Sunday 25 February 2018

How I learnt to say 'Yes' to Joyce

It's Bloomsday again, the time when the traditional Joycean garb of bicycles and boaters make the streets of Dublin a more colourful place.

It's not all about straw hats and petticoats, though. This week, Dublin has been jam-packed with the biggest and best Joycean scholars in the world, all in town for the 23rd International James Joyce Symposium.

It's not likely these rock stars of Joycean studies go in for the gaudy delights of Bloomsday tours but it's always a good occasion to appraise one of the great literary geniuses and possibly Ireland's most influential writer.

Joyce's work is known as the classic 'difficult pleasure', although it wasn't always so for me. Like many people, my first introduction to Joyce was through his bildungsroman, A Portrait of the Artist as a Young Man.

I loved it. I identified with the young Stephen completely (I was educated by nuns) and loved hearing the intimate inner voice of the young man. It was funny as hell too, which was unexpected.

I had no in-depth knowledge of Joyce or his reputation, apart from the fact that he was a great Irish writer. I didn't know he was difficult. I didn't know every sentence had three or four other hidden meanings. I didn't have any preconceptions.

I think that might be the secret to enjoying Joyce. The minute I discovered he was considered a difficult genius, I started to approach his books like some sort of literary wrangler, warily edging my way around his works, opening the covers to try and get a hold on a chapter or two before the elusive bugger slipped out of my grasp.

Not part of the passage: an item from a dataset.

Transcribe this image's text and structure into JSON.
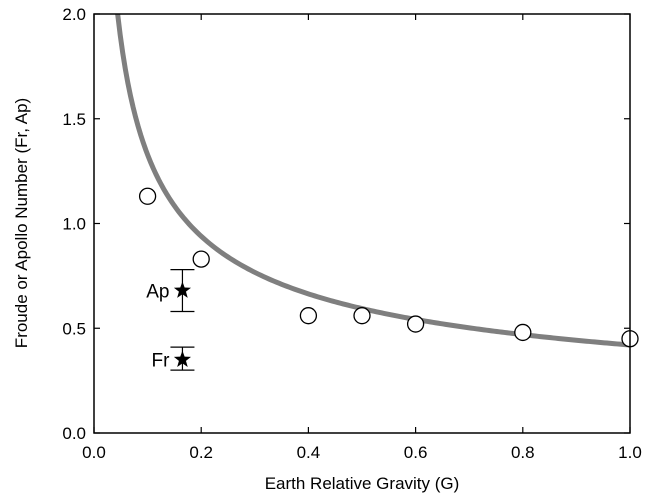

By the time I got to my Leaving Cert, I had come across too many references to Joyce's Ulysses to ignore that novel any longer, and so, I picked up a copy and gave it a go. Eighty pages in, I put it back down again.

The next time I attempted to read Ulysses, I was in my first year in college, where discussions of Joyce's works were essential student-conversation fodder. A precocious classmate, who had read all of Joyce, kindly explained the unpunctuated title of Finnegans Wake to me and gave me (another) copy of Ulysses.

This time, I really tried to plough through that book. I failed again, this time stalling around the 100-page mark. Eventually, I read the thing out of shame at having not read it.

You can't talk about Joyce without mentioning Dubliners, his collection of short stories on the city's people and their inventive language. In these deceptively simple stories, you can already see the beginnings of the man who went on to write Ulysses.

The stories are a kind of historical record of the people and the city at that time, although Ulysses provides the better map. Joyce famously said if Dublin was obliterated, you could rebuild it from scratch using Ulysses as the plans.

I have yet to read Finnegans Wake; you could say I'm saving this one up for a special occasion, but if I'm honest, I am simply still too cowed to approach this, his most impenetrable novel.

If it took me three runs to get through Ulysses, how many attempts might it take to get through Finnegans Wake? Joyce is daunting but so is everything worth reading, and if you think about why he is daunting -- his intellect, his experimentation with language, his inventiveness and unconventionality -- it's not necessarily a bad thing.

I'm a stickler for doing things the right way, for starting on page one and finishing on the last page, but even Joyce didn't believe in that kind of linear formality, evident in the fact that Finnegans Wake is a circular story, whose last line bleeds into its opening line.

I was surprised to hear some academics at the Joyce Symposium admit they had first found their way into Joyce's works by starting in the middle. Perhaps that is the best way to enjoy Joyce: just dive right in.